Hello everyone! When applying for a job, your CVs must be spotless! These are points to help you avoid certain errors that might slow down the process to get your desired job.

Happy reading!

  • Typos and grammatical errors.
  • Your CV needs to be grammatically perfect. It must be proof read thoroughly. If it isn't, employers will read between the lines and conclude that "This person can't write," or "This person evidently cares less."

    • Lack of specifics.

    Employers need to understand what you've done and accomplished. Go straight to the point and not bore the interviewer with unnecessary information. Your CV should contain specific information like:

    • Worked with employees in a restaurant setting.
    • Recruited, hired, trained and supervised more than 20 employees in a restaurant with N2 million in annual sales.

    Both of these phrases could describe the same person, but the details and specifics in example B will more likely grab an employer's attention.

    • Emphasize on accomplishments rather than duties.
    • It's easy to slip into a mode where you simply start listing job duties on your resume. For example:
    • Attended group meetings and recorded minutes;
    • Updated departmental files.
    • Employers, however, don't care so much about what you've done as what you've accomplished in your various activities. They're looking for statements more like these:
    • Used laptop computer to record weekly meeting minutes and compiled them in a Microsoft Word-based file for future organizational reference.
    • Reorganized 10 years' worth of bulky files, making them easily accessible to department members.
    • Going on too long or cutting things too short.

    Despite what you may read or hear, there are no real rules to the length of your CV. Why? Because interviewers, who have different preferences and expectations where CVs are concerned, will be reading it.

    That doesn't mean you should start sending out five-page CVs, of course. Generally speaking, you should try and limit it to two pages. But don't feel you have to use two pages if one will do. Conversely, don't cut the essential parts out of your CV simply to make it follow to a subjective one-page standard.

    • A bad objective.

    Employers do read your CV objective, but too often they run through statements that don't make an objective meaning like, "Seeking a challenging position that offers professional growth." Give employers something more specific and, more importantly, something that focuses on their needs as well as your own. Example: "A challenging entry-level marketing position that allows me to contribute my skills and experience in fund-raising for nonprofits."

    • No action verbs.

    Avoid using phrases like "responsible for." Instead, use action verbs: "Resolved issues concerning customers not being able to view the website online."

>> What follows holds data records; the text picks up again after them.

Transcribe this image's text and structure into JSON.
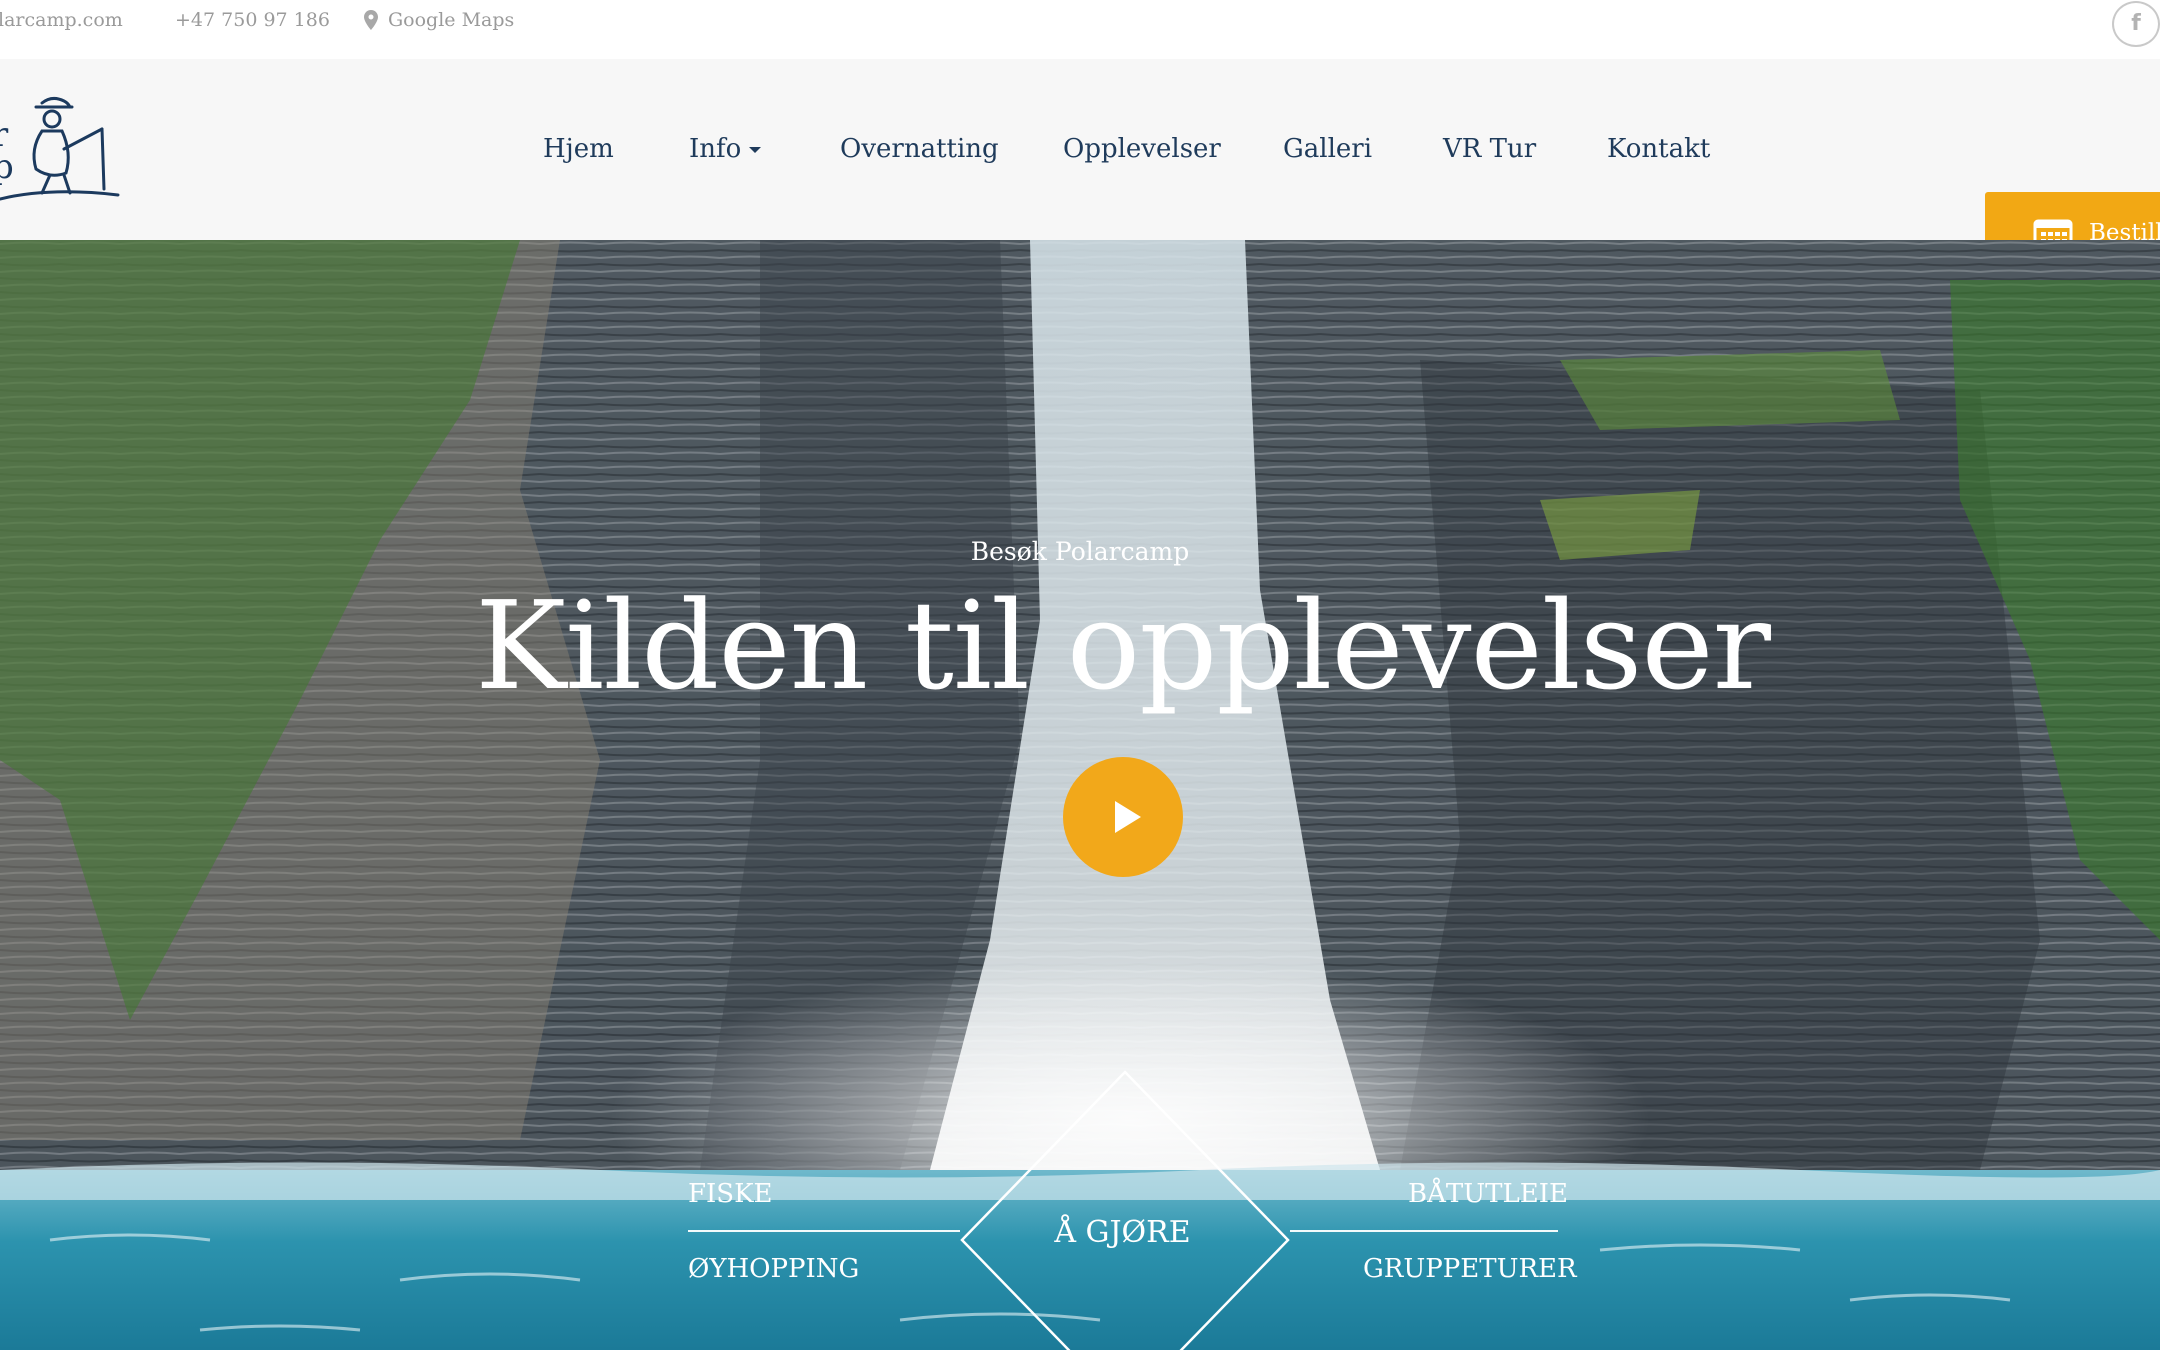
{
  "topbar": {
    "email": "larcamp.com",
    "phone": "+47 750 97 186",
    "maps_label": "Google Maps",
    "facebook_glyph": "f"
  },
  "header": {
    "logo_text": "r\np",
    "nav": {
      "home": "Hjem",
      "info": "Info",
      "overnatting": "Overnatting",
      "opplevelser": "Opplevelser",
      "galleri": "Galleri",
      "vrtur": "VR Tur",
      "kontakt": "Kontakt"
    },
    "book_label": "Bestill"
  },
  "hero": {
    "kicker": "Besøk Polarcamp",
    "headline": "Kilden til opplevelser",
    "center_label": "Å GJØRE",
    "activities": {
      "fiske": "FISKE",
      "oyhopping": "ØYHOPPING",
      "batutleie": "BÅTUTLEIE",
      "gruppeturer": "GRUPPETURER"
    }
  },
  "colors": {
    "accent": "#f2a814",
    "nav_text": "#1f3b5b",
    "header_bg": "#f7f7f7"
  },
  "icons": [
    "map-pin-icon",
    "facebook-icon",
    "calendar-icon",
    "play-icon",
    "logo-fisherman-icon"
  ]
}
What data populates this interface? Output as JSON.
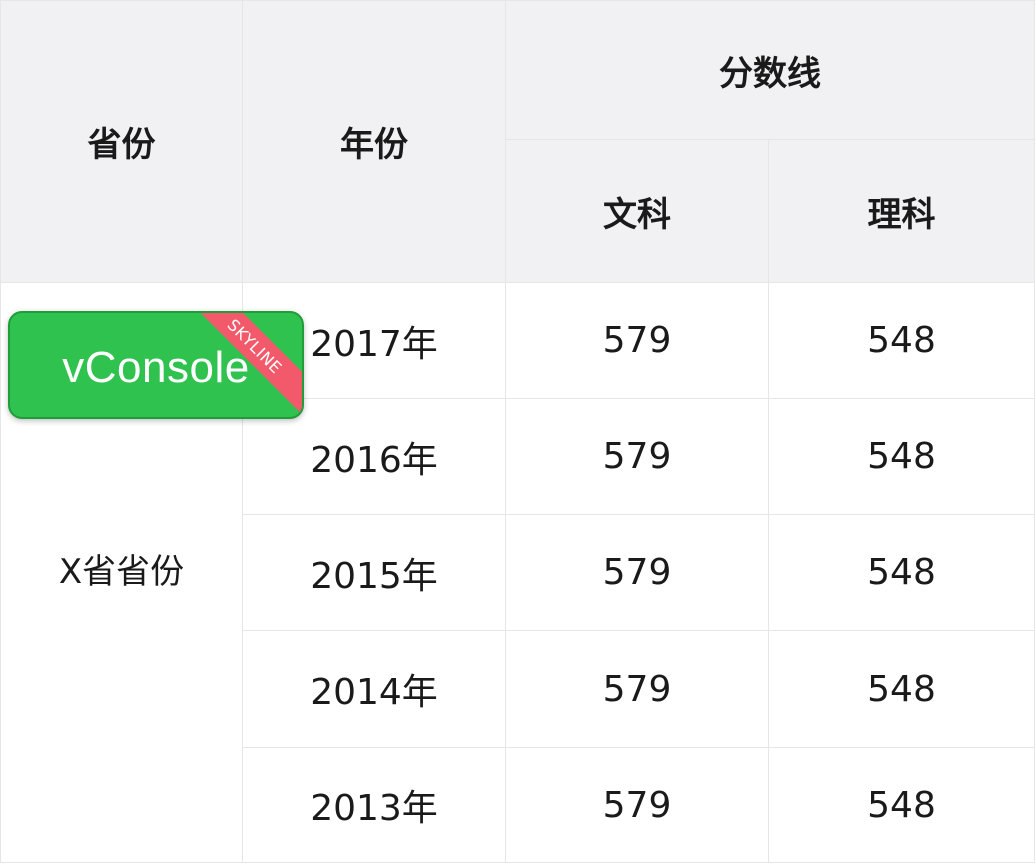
{
  "table": {
    "headers": {
      "province": "省份",
      "year": "年份",
      "score_line": "分数线",
      "arts": "文科",
      "science": "理科"
    },
    "province_value": "X省省份",
    "rows": [
      {
        "year": "2017年",
        "arts": "579",
        "science": "548"
      },
      {
        "year": "2016年",
        "arts": "579",
        "science": "548"
      },
      {
        "year": "2015年",
        "arts": "579",
        "science": "548"
      },
      {
        "year": "2014年",
        "arts": "579",
        "science": "548"
      },
      {
        "year": "2013年",
        "arts": "579",
        "science": "548"
      }
    ]
  },
  "vconsole": {
    "label": "vConsole",
    "ribbon": "SKYLINE",
    "color": "#2fc24e",
    "ribbon_color": "#f25a6b"
  }
}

    • Leaving off important information.

    One may be tempted, for example, to eliminate mentions of jobs you've taken to earn extra money on the side. However, the soft skills you've gained from these experiences (e.g., work ethic, time management) are more important to employers than you might think.

    • Visually too busy.

    If your CV is a text full five different fonts, it will most likely give the employer a headache. So show your resume to several other people before sending it out. Do they find it visually attractive? If what you have is hard on the eyes, revise the CV and make it a better visual to read.

    • Incorrect contact information.

    This point is probably the best on this list. You might have gone for a few interviews that you are sure that you would get the job and yet you are not getting any calls. When this happens, you must Double-check even the minutest, taken-for-granted details sooner rather than later.

    • Including references.

    You only have enough space on your CV to ensure you are able to portray yourself as the full package, so don't waste any with lengthy references. Most recruiters don't expect them, and a simple note saying 'References available on request' is enough. If a job advert specifically requests references, you can include them on a separate sheet.

    • Mysterious gaps in employment

    You must be careful about the information you put on your CV. Once you put false information you will only engage in a chain of lies and the interviewer will be left with no option but to frown throughout. Your CV must be honest.